Chapter 4: Penny Stock Bidding Success - Bid versus Asking
The first thing to know is the difference between what is called the bidding price and the asking price.
In the bid price, the rate is what someone out there is willing to pay for the security or stock. This is also the number at which you could sell your stock if you decided to.
The asking price, on the other hand, is the amount at which you are willing to sell your security for. In other words, this is the amount at which others would have to pay to get your stock.
Understanding the difference here is important. If you are looking to purchase a stock, you will need to provide an accurate bid for it. If you are looking to sell your stock, you need to know what you could get for it.
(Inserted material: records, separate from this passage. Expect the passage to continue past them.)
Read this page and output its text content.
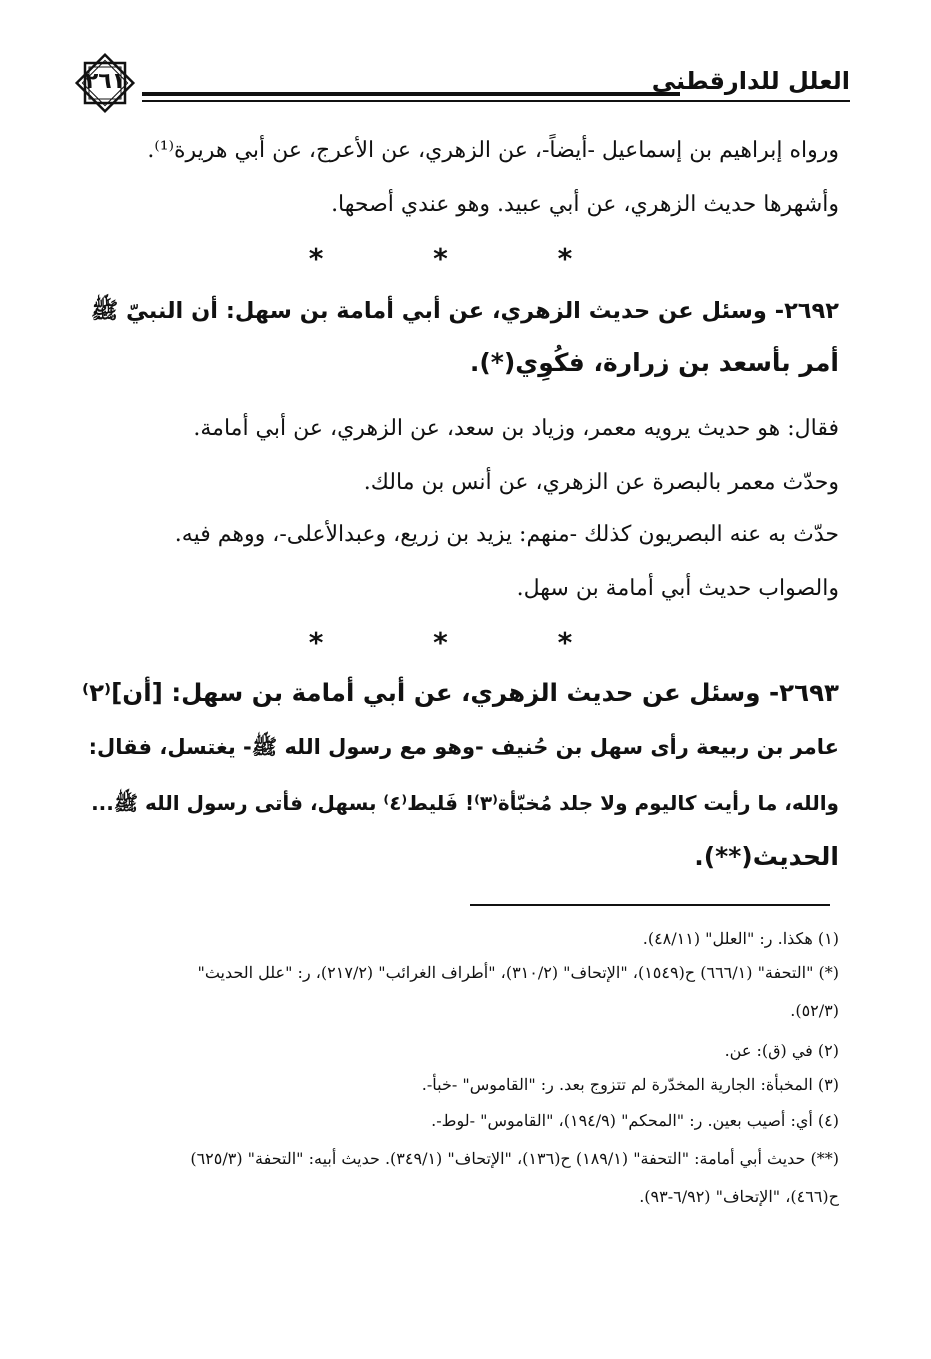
٢٦١	العلل للدارقطني
ورواه إبراهيم بن إسماعيل -أيضاً-، عن الزهري، عن الأعرج، عن أبي هريرة⁽¹⁾.
وأشهرها حديث الزهري، عن أبي عبيد. وهو عندي أصحها.
* * *
٢٦٩٢- وسئل عن حديث الزهري، عن أبي أمامة بن سهل: أن النبيّ ﷺ
أمر بأسعد بن زرارة، فكُوِي(*).
فقال: هو حديث يرويه معمر، وزياد بن سعد، عن الزهري، عن أبي أمامة.
وحدّث معمر بالبصرة عن الزهري، عن أنس بن مالك.
حدّث به عنه البصريون كذلك -منهم: يزيد بن زريع، وعبدالأعلى-، ووهم فيه.
والصواب حديث أبي أمامة بن سهل.
* * *
٢٦٩٣- وسئل عن حديث الزهري، عن أبي أمامة بن سهل: [أن]⁽٢⁾
عامر بن ربيعة رأى سهل بن حُنيف -وهو مع رسول الله ﷺ- يغتسل، فقال:
والله، ما رأيت كاليوم ولا جلد مُخبّأة⁽٣⁾! فَليط⁽٤⁾ بسهل، فأتى رسول الله ﷺ...
الحديث(**).
(١) هكذا. ر: "العلل" (٤٨/١١).
(*) "التحفة" (٦٦٦/١) ح(١٥٤٩)، "الإتحاف" (٣١٠/٢)، "أطراف الغرائب" (٢١٧/٢)، ر: "علل الحديث"
(٥٢/٣).
(٢) في (ق): عن.
(٣) المخبأة: الجارية المخدّرة لم تتزوج بعد. ر: "القاموس" -خبأ-.
(٤) أي: أصيب بعين. ر: "المحكم" (١٩٤/٩)، "القاموس" -لوط-.
(**) حديث أبي أمامة: "التحفة" (١٨٩/١) ح(١٣٦)، "الإتحاف" (٣٤٩/١). حديث أبيه: "التحفة" (٦٢٥/٣)
ح(٤٦٦)، "الإتحاف" (٦/٩٢-٩٣).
He may not be able to give you specifics about which stocks he has invested in and done well with, but if he has done well, he is sure to share good stories about it.
Chop Stocks
Also, make sure to read through the confirmation to insure that your information is accurate.
They may not even have defined goals or a solid business inventory as of yet. As a new client, you should be the center of his attention. Chapter 2: Your Risk Tolerance and Penny Stock Investing Now before we get any further into penny stock investing, it is wise for you to take into consideration at least some what you level of risk tolerance. Remember, most people fail when it comes to penny stocks as the risks are that high. Or, they may decide to change from allowing to not allowing any longer. It is hard to say that one company or the next is the best one to go with, but the bottom line is that you can always find the fresh guy in the bunch.